Table with columns: Task set, Base pass rate, LoRA SFT pass rate, Delta, Notes| Task set | Base pass rate | LoRA SFT pass rate | Delta | Notes |
|---|
| Held-in 5 smoke | 1/5 = 20.00% | 2/5 = 40.00% | +20.00 pp | First serving/eval smoke |
| Held-in 20 | 11/20 = 55.00% | 13/20 = 65.00% | +10.00 pp |
Evaluation artifact prefixes:
- Held-in 5 smoke:
benchflow/env0-experiment-trajectories/experiments/general-agent/general-agent-qwen35-eval-smoke4096-20260624T152150Z
- Held-in 20 comparison:
benchflow/env0-experiment-trajectories/experiments/general-agent/general-agent-qwen35-eval-heldin20-compare-20260624
- Held-in 36 comparison:
benchflow/env0-experiment-trajectories/experiments/general-agent/general-agent-qwen35-eval-heldin36-compare-20260624
- Held-in 50 final 14-task run:
benchflow/env0-experiment-trajectories/experiments/general-agent/general-agent-qwen35-eval-heldin50-gap-20260624T190517Z
Loading
from peft import PeftModel
from transformers import AutoModelForCausalLM, AutoTokenizer
base = AutoModelForCausalLM.from_pretrained(
"Qwen/Qwen3.5-9B",
torch_dtype="auto",
trust_remote_code=True,
)
model = PeftModel.from_pretrained(base, "benchflow/benchflow-qwen35-9b")

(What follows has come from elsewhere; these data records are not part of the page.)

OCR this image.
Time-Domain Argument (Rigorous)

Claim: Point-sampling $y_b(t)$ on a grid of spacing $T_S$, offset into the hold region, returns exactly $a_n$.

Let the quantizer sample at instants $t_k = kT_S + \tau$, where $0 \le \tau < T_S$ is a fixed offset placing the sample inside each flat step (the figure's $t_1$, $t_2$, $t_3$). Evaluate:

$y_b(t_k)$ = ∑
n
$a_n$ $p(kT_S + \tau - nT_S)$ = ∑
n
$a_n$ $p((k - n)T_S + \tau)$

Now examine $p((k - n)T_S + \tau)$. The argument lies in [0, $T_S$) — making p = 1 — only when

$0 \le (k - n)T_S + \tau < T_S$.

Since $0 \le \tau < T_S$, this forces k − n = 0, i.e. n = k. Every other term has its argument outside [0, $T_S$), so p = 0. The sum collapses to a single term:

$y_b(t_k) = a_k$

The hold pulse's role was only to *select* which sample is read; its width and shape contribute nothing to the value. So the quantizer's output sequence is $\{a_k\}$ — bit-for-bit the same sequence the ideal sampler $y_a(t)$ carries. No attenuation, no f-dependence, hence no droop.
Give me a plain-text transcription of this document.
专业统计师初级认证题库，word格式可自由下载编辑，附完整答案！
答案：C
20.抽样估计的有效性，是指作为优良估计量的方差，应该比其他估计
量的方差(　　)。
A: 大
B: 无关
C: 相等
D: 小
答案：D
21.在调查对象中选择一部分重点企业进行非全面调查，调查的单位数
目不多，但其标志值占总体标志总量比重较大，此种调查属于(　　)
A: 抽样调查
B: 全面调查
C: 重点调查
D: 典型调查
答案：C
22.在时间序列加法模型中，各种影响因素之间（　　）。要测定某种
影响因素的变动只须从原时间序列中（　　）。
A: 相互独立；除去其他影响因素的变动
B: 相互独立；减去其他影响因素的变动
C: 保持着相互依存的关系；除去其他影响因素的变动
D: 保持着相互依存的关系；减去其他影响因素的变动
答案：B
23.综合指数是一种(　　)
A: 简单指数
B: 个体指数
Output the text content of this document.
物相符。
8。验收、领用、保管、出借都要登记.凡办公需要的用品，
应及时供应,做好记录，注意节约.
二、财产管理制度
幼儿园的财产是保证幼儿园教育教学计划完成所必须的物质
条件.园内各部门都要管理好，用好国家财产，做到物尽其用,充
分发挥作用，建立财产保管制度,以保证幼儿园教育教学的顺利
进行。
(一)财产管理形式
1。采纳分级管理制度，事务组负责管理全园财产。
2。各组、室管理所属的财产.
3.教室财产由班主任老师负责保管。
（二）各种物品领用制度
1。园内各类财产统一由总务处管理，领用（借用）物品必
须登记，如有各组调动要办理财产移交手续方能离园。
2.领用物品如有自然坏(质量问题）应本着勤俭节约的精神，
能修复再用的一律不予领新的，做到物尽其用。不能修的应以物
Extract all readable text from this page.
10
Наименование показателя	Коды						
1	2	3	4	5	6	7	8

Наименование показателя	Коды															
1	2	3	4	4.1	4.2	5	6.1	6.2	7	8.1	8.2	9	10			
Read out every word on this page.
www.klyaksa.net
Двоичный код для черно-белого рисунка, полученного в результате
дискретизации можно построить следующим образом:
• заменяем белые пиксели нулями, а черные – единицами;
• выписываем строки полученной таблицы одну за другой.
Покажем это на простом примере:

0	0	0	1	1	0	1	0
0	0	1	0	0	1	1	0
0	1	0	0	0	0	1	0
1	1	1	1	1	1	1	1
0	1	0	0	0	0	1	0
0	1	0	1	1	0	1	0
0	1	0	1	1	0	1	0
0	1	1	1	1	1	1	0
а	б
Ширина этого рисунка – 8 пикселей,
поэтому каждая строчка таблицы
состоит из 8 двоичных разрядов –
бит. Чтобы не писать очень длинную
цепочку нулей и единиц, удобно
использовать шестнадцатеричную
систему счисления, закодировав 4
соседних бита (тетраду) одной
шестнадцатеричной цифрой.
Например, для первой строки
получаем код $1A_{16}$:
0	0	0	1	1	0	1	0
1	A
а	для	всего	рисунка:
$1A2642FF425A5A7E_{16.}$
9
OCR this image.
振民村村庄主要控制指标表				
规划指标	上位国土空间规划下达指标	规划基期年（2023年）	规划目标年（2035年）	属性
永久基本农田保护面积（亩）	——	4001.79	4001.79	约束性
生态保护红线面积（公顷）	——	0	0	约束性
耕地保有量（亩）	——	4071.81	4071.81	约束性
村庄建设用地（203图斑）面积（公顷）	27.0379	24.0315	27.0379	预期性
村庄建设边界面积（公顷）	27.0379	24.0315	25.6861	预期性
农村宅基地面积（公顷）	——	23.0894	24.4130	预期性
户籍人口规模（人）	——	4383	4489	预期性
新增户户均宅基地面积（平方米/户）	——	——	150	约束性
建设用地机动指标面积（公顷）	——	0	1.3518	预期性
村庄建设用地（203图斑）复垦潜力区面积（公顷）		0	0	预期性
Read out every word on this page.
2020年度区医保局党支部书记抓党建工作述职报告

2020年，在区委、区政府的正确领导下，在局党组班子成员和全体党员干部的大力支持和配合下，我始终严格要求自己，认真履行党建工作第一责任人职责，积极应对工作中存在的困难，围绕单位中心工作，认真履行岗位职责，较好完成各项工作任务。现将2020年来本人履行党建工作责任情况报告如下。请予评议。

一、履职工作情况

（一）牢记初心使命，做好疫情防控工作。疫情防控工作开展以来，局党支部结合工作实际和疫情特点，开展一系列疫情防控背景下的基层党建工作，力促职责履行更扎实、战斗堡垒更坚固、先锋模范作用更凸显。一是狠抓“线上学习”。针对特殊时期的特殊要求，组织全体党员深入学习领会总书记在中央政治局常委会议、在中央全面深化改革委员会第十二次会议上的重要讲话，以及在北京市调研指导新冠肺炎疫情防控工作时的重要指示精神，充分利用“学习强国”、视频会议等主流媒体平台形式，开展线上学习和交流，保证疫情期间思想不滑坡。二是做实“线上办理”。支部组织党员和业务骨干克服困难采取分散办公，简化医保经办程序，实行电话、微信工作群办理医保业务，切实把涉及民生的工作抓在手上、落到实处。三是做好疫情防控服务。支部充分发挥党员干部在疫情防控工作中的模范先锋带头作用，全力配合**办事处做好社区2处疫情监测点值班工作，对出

tokenizer = AutoTokenizer.from_pretrained("Qwen/Qwen3.5-9B", trust_remote_code=True)
Caveats
- This is an SFT-stage reproduction artifact, not the full Prime paper recipe with the original teacher and student model stack.
- The trainable dataset has
4414 rows rather than 4417 because three Azure teacher prompts were blocked by content filtering.
- The latest held-in50 assembled lift is positive but modest at
+6.00 pp; gains are concentrated in a small number of tasks rather than broad across-the-board recovery.
- The next QLoRA seq8192 experiment is excluded from
v0.0.1 and should receive its own update/tag only after it completes.